Consistent with the findings of Favre et al. (15), no significant correlation was observed between the detection rate of HPV DNA and the type of treatments received, including prior PUVA treatment, methotrexate, verxant, enbrel, or topical therapies. However, some studies in the literature suggest a potential link between immunosuppression caused by PUVA or the use of biological agents and increased HPV prevalence (11). These studies propose that photochemotherapy might contribute to immunosuppression, potentially facilitating the proliferation of opportunistic HPV strains. It is worth noting that in our study, patients who had previously received PUVA treatment were not undergoing active treatment at the time of sample collection, a factor that may have influenced the findings.

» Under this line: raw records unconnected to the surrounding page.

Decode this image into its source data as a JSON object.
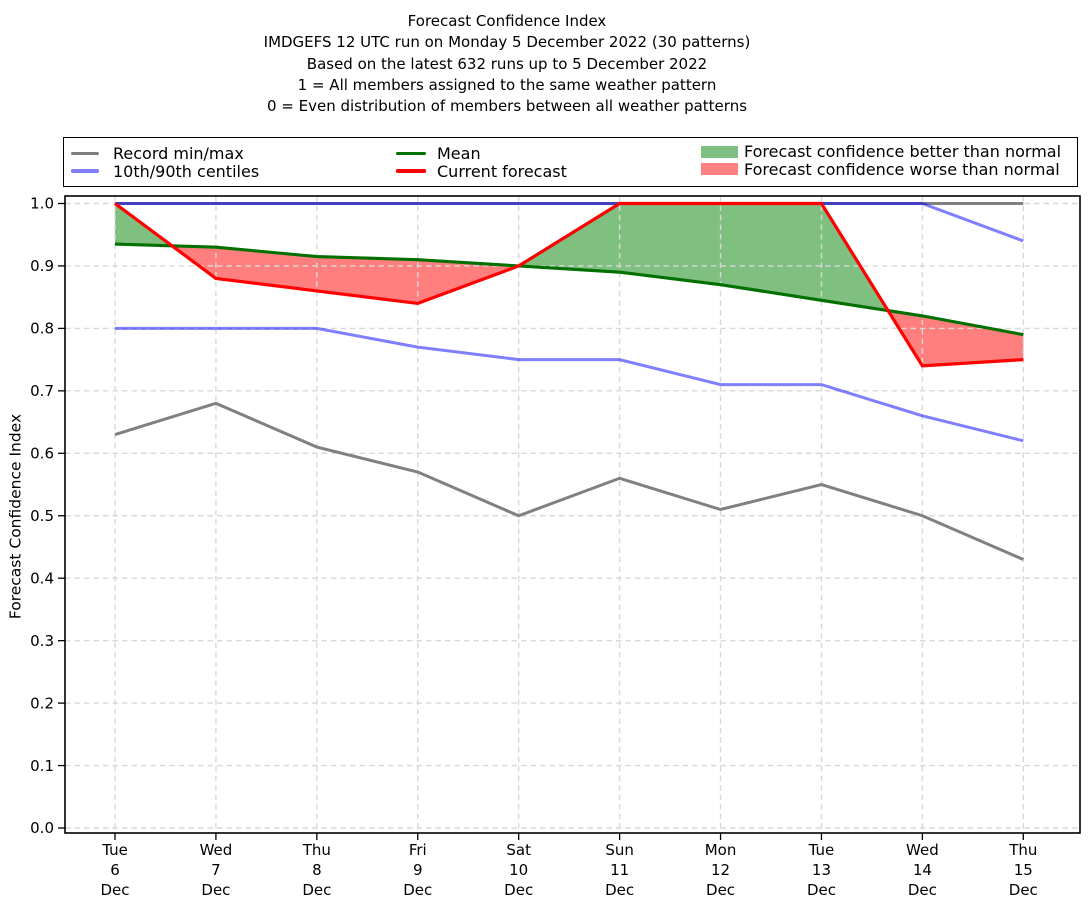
{
  "header": {
    "title_lines": [
      "Forecast Confidence Index",
      "IMDGEFS 12 UTC run on Monday 5 December 2022 (30 patterns)",
      "Based on the latest 632 runs up to 5 December 2022",
      "1 = All members assigned to the same weather pattern",
      "0 = Even distribution of members between all weather patterns"
    ]
  },
  "legend": {
    "items": [
      {
        "label": "Record min/max",
        "type": "line",
        "color": "#808080"
      },
      {
        "label": "10th/90th centiles",
        "type": "line",
        "color": "#7f7fff"
      },
      {
        "label": "Mean",
        "type": "line",
        "color": "#007000"
      },
      {
        "label": "Current forecast",
        "type": "line",
        "color": "#ff0000"
      },
      {
        "label": "Forecast confidence better than normal",
        "type": "patch",
        "color": "#80c080"
      },
      {
        "label": "Forecast confidence worse than normal",
        "type": "patch",
        "color": "#ff8080"
      }
    ]
  },
  "chart_data": {
    "type": "line",
    "title": "Forecast Confidence Index",
    "xlabel": "",
    "ylabel": "Forecast Confidence Index",
    "ylim": [
      0.0,
      1.0
    ],
    "grid": true,
    "legend_position": "top",
    "categories": [
      "Tue 6 Dec",
      "Wed 7 Dec",
      "Thu 8 Dec",
      "Fri 9 Dec",
      "Sat 10 Dec",
      "Sun 11 Dec",
      "Mon 12 Dec",
      "Tue 13 Dec",
      "Wed 14 Dec",
      "Thu 15 Dec"
    ],
    "x_tick_labels": [
      [
        "Tue",
        "6",
        "Dec"
      ],
      [
        "Wed",
        "7",
        "Dec"
      ],
      [
        "Thu",
        "8",
        "Dec"
      ],
      [
        "Fri",
        "9",
        "Dec"
      ],
      [
        "Sat",
        "10",
        "Dec"
      ],
      [
        "Sun",
        "11",
        "Dec"
      ],
      [
        "Mon",
        "12",
        "Dec"
      ],
      [
        "Tue",
        "13",
        "Dec"
      ],
      [
        "Wed",
        "14",
        "Dec"
      ],
      [
        "Thu",
        "15",
        "Dec"
      ]
    ],
    "y_ticks": [
      0.0,
      0.1,
      0.2,
      0.3,
      0.4,
      0.5,
      0.6,
      0.7,
      0.8,
      0.9,
      1.0
    ],
    "y_tick_labels": [
      "0.0",
      "0.1",
      "0.2",
      "0.3",
      "0.4",
      "0.5",
      "0.6",
      "0.7",
      "0.8",
      "0.9",
      "1.0"
    ],
    "series": [
      {
        "name": "Record max",
        "color": "#808080",
        "width": 3,
        "values": [
          1.0,
          1.0,
          1.0,
          1.0,
          1.0,
          1.0,
          1.0,
          1.0,
          1.0,
          1.0
        ]
      },
      {
        "name": "Record min",
        "color": "#808080",
        "width": 3,
        "values": [
          0.63,
          0.68,
          0.61,
          0.57,
          0.5,
          0.56,
          0.51,
          0.55,
          0.5,
          0.43
        ]
      },
      {
        "name": "90th centile",
        "color": "rgba(0,0,255,0.5)",
        "width": 3,
        "values": [
          1.0,
          1.0,
          1.0,
          1.0,
          1.0,
          1.0,
          1.0,
          1.0,
          1.0,
          0.94
        ]
      },
      {
        "name": "10th centile",
        "color": "rgba(0,0,255,0.5)",
        "width": 3,
        "values": [
          0.8,
          0.8,
          0.8,
          0.77,
          0.75,
          0.75,
          0.71,
          0.71,
          0.66,
          0.62
        ]
      },
      {
        "name": "Mean",
        "color": "#007000",
        "width": 3.1,
        "values": [
          0.935,
          0.93,
          0.915,
          0.91,
          0.9,
          0.89,
          0.87,
          0.845,
          0.82,
          0.79
        ]
      },
      {
        "name": "Current forecast",
        "color": "#ff0000",
        "width": 3.2,
        "values": [
          1.0,
          0.88,
          0.86,
          0.84,
          0.9,
          1.0,
          1.0,
          1.0,
          0.74,
          0.75
        ]
      }
    ],
    "fills": {
      "better_than_normal_color": "rgba(0,128,0,0.5)",
      "worse_than_normal_color": "rgba(255,0,0,0.5)",
      "rule": "area between Current forecast and Mean: green where forecast above mean, red where below"
    },
    "grid_color": "#d8d8d8"
  }
}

This study has several limitations. First, its cross-sectional design prevented the assessment of long-term persistence of HPV in the patients. Consequently, it was not possible to establish a relationship between the identified genotypes and disease severity. Another limitation was the focus on a limited number of HPV genotypes. While the literature includes limited references regarding the association between beta and gamma HPV types with cutaneous lesions and psoriasis, there is a lack of evidence concerning alpha HPV and its relationship with psoriasis. To address this gap, our study exclusively evaluated the presence of alpha HPV, excluding beta and gamma HPV types.
5.1. Conclusions
The present study provides valuable epidemiological data on the prevalence of alpha HPVs on the skin of psoriasis patients and healthy individuals. Psoriasis patients undergoing lifelong immunosuppressive treatment may face a potential risk from persistent HPV infections, particularly from HR oncogenic types (HPV18 and HPV31) identified in this study. Conversely, the high prevalence of low-risk HPV81 in healthy individuals suggests that alpha HPVs may be part of the normal skin flora without causing cutaneous lesions in immunocompetent individuals.

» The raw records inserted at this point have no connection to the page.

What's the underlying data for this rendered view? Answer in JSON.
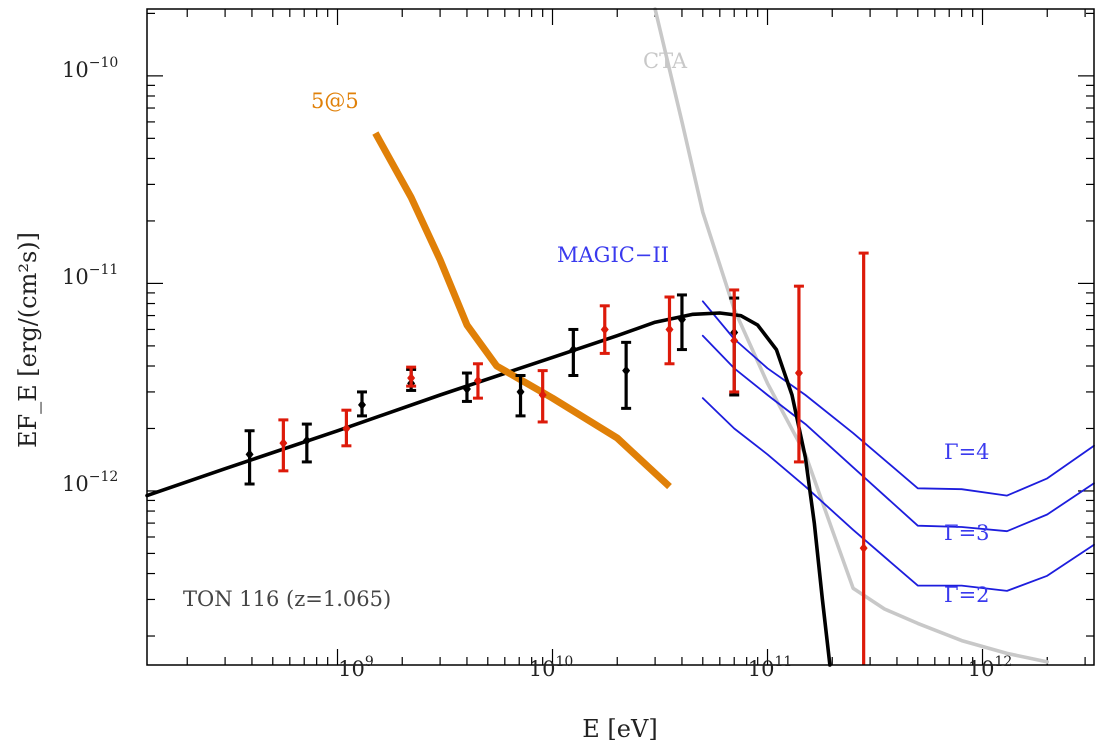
{
  "chart_data": {
    "type": "line",
    "xscale": "log",
    "yscale": "log",
    "xlim": [
      130000000.0,
      3300000000000.0
    ],
    "ylim": [
      1.45e-13,
      2.1e-10
    ],
    "xlabel": "E [eV]",
    "ylabel": "EF_E [erg/(cm²s)]",
    "x_ticks": [
      {
        "base": "10",
        "exp": "9",
        "value": 1000000000.0
      },
      {
        "base": "10",
        "exp": "10",
        "value": 10000000000.0
      },
      {
        "base": "10",
        "exp": "11",
        "value": 100000000000.0
      },
      {
        "base": "10",
        "exp": "12",
        "value": 1000000000000.0
      }
    ],
    "y_ticks": [
      {
        "base": "10",
        "exp": "−12",
        "value": 1e-12
      },
      {
        "base": "10",
        "exp": "−11",
        "value": 1e-11
      },
      {
        "base": "10",
        "exp": "−10",
        "value": 1e-10
      }
    ],
    "annotations": {
      "source": "TON 116 (z=1.065)",
      "cta": "CTA",
      "magic": "MAGIC−II",
      "fivefive": "5@5",
      "gamma4": "Γ=4",
      "gamma3": "Γ=3",
      "gamma2": "Γ=2"
    },
    "colors": {
      "model": "#000000",
      "black_points": "#000000",
      "red_points": "#dd1a0a",
      "fivefive": "#e08008",
      "cta": "#c8c8c8",
      "magic": "#1d1ddd",
      "frame": "#000000"
    },
    "series": [
      {
        "name": "model",
        "x": [
          130000000.0,
          300000000.0,
          1000000000.0,
          3000000000.0,
          10000000000.0,
          20000000000.0,
          30000000000.0,
          45000000000.0,
          60000000000.0,
          75000000000.0,
          90000000000.0,
          110000000000.0,
          130000000000.0,
          150000000000.0,
          165000000000.0,
          180000000000.0,
          195000000000.0
        ],
        "y": [
          9.5e-13,
          1.28e-12,
          1.95e-12,
          2.9e-12,
          4.4e-12,
          5.6e-12,
          6.5e-12,
          7.1e-12,
          7.2e-12,
          7e-12,
          6.3e-12,
          4.8e-12,
          2.9e-12,
          1.45e-12,
          7e-13,
          3e-13,
          1.45e-13
        ]
      },
      {
        "name": "5@5",
        "x": [
          1500000000.0,
          2200000000.0,
          3000000000.0,
          4000000000.0,
          5500000000.0,
          10000000000.0,
          20000000000.0,
          35000000000.0
        ],
        "y": [
          5.3e-11,
          2.6e-11,
          1.3e-11,
          6.3e-12,
          4e-12,
          2.8e-12,
          1.8e-12,
          1.05e-12
        ]
      },
      {
        "name": "CTA",
        "x": [
          30000000000.0,
          40000000000.0,
          50000000000.0,
          70000000000.0,
          100000000000.0,
          150000000000.0,
          200000000000.0,
          250000000000.0,
          350000000000.0,
          500000000000.0,
          800000000000.0,
          1300000000000.0,
          2000000000000.0
        ],
        "y": [
          2.3e-10,
          6e-11,
          2.2e-11,
          7.5e-12,
          3.3e-12,
          1.5e-12,
          6.5e-13,
          3.4e-13,
          2.7e-13,
          2.3e-13,
          1.9e-13,
          1.65e-13,
          1.5e-13
        ]
      },
      {
        "name": "MAGIC-II Γ=4",
        "x": [
          50000000000.0,
          70000000000.0,
          100000000000.0,
          150000000000.0,
          250000000000.0,
          500000000000.0,
          800000000000.0,
          1300000000000.0,
          2000000000000.0,
          3300000000000.0
        ],
        "y": [
          8.2e-12,
          5.4e-12,
          3.9e-12,
          2.9e-12,
          1.9e-12,
          1.03e-12,
          1.02e-12,
          9.5e-13,
          1.15e-12,
          1.65e-12
        ]
      },
      {
        "name": "MAGIC-II Γ=3",
        "x": [
          50000000000.0,
          70000000000.0,
          100000000000.0,
          150000000000.0,
          250000000000.0,
          500000000000.0,
          800000000000.0,
          1300000000000.0,
          2000000000000.0,
          3300000000000.0
        ],
        "y": [
          5.6e-12,
          3.9e-12,
          2.9e-12,
          2.1e-12,
          1.3e-12,
          6.8e-13,
          6.7e-13,
          6.4e-13,
          7.7e-13,
          1.09e-12
        ]
      },
      {
        "name": "MAGIC-II Γ=2",
        "x": [
          50000000000.0,
          70000000000.0,
          100000000000.0,
          150000000000.0,
          250000000000.0,
          500000000000.0,
          800000000000.0,
          1300000000000.0,
          2000000000000.0,
          3300000000000.0
        ],
        "y": [
          2.8e-12,
          2e-12,
          1.5e-12,
          1.05e-12,
          6.5e-13,
          3.5e-13,
          3.5e-13,
          3.3e-13,
          3.9e-13,
          5.5e-13
        ]
      }
    ],
    "black_points": [
      {
        "x": 390000000.0,
        "y": 1.5e-12,
        "lo": 1.08e-12,
        "hi": 1.95e-12
      },
      {
        "x": 720000000.0,
        "y": 1.75e-12,
        "lo": 1.38e-12,
        "hi": 2.1e-12
      },
      {
        "x": 1300000000.0,
        "y": 2.6e-12,
        "lo": 2.3e-12,
        "hi": 3e-12
      },
      {
        "x": 2200000000.0,
        "y": 3.3e-12,
        "lo": 3.05e-12,
        "hi": 3.85e-12
      },
      {
        "x": 4000000000.0,
        "y": 3.1e-12,
        "lo": 2.7e-12,
        "hi": 3.7e-12
      },
      {
        "x": 7100000000.0,
        "y": 3e-12,
        "lo": 2.3e-12,
        "hi": 3.6e-12
      },
      {
        "x": 12500000000.0,
        "y": 4.8e-12,
        "lo": 3.6e-12,
        "hi": 6e-12
      },
      {
        "x": 22000000000.0,
        "y": 3.8e-12,
        "lo": 2.5e-12,
        "hi": 5.2e-12
      },
      {
        "x": 40000000000.0,
        "y": 6.7e-12,
        "lo": 4.8e-12,
        "hi": 8.8e-12
      },
      {
        "x": 70000000000.0,
        "y": 5.8e-12,
        "lo": 2.9e-12,
        "hi": 8.5e-12
      }
    ],
    "red_points": [
      {
        "x": 560000000.0,
        "y": 1.7e-12,
        "lo": 1.25e-12,
        "hi": 2.2e-12
      },
      {
        "x": 1100000000.0,
        "y": 2e-12,
        "lo": 1.65e-12,
        "hi": 2.45e-12
      },
      {
        "x": 2200000000.0,
        "y": 3.5e-12,
        "lo": 3.2e-12,
        "hi": 3.95e-12
      },
      {
        "x": 4500000000.0,
        "y": 3.4e-12,
        "lo": 2.8e-12,
        "hi": 4.1e-12
      },
      {
        "x": 9000000000.0,
        "y": 2.9e-12,
        "lo": 2.15e-12,
        "hi": 3.8e-12
      },
      {
        "x": 17500000000.0,
        "y": 6e-12,
        "lo": 4.6e-12,
        "hi": 7.8e-12
      },
      {
        "x": 35000000000.0,
        "y": 6e-12,
        "lo": 4.1e-12,
        "hi": 8.6e-12
      },
      {
        "x": 70000000000.0,
        "y": 5.3e-12,
        "lo": 3e-12,
        "hi": 9.3e-12
      },
      {
        "x": 140000000000.0,
        "y": 3.7e-12,
        "lo": 1.38e-12,
        "hi": 9.7e-12
      },
      {
        "x": 280000000000.0,
        "y": 5.3e-13,
        "lo": 1.45e-13,
        "hi": 1.4e-11
      }
    ]
  }
}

As there are no similar studies in Türkiye, these preliminary epidemiological findings are significant for understanding the potential impact of alpha HPVs on psoriasis patients in the region. Furthermore, the genotypes identified in this study may serve as a foundation for future research exploring their effects on keratinocyte differentiation and their role in the pathogenesis of skin conditions.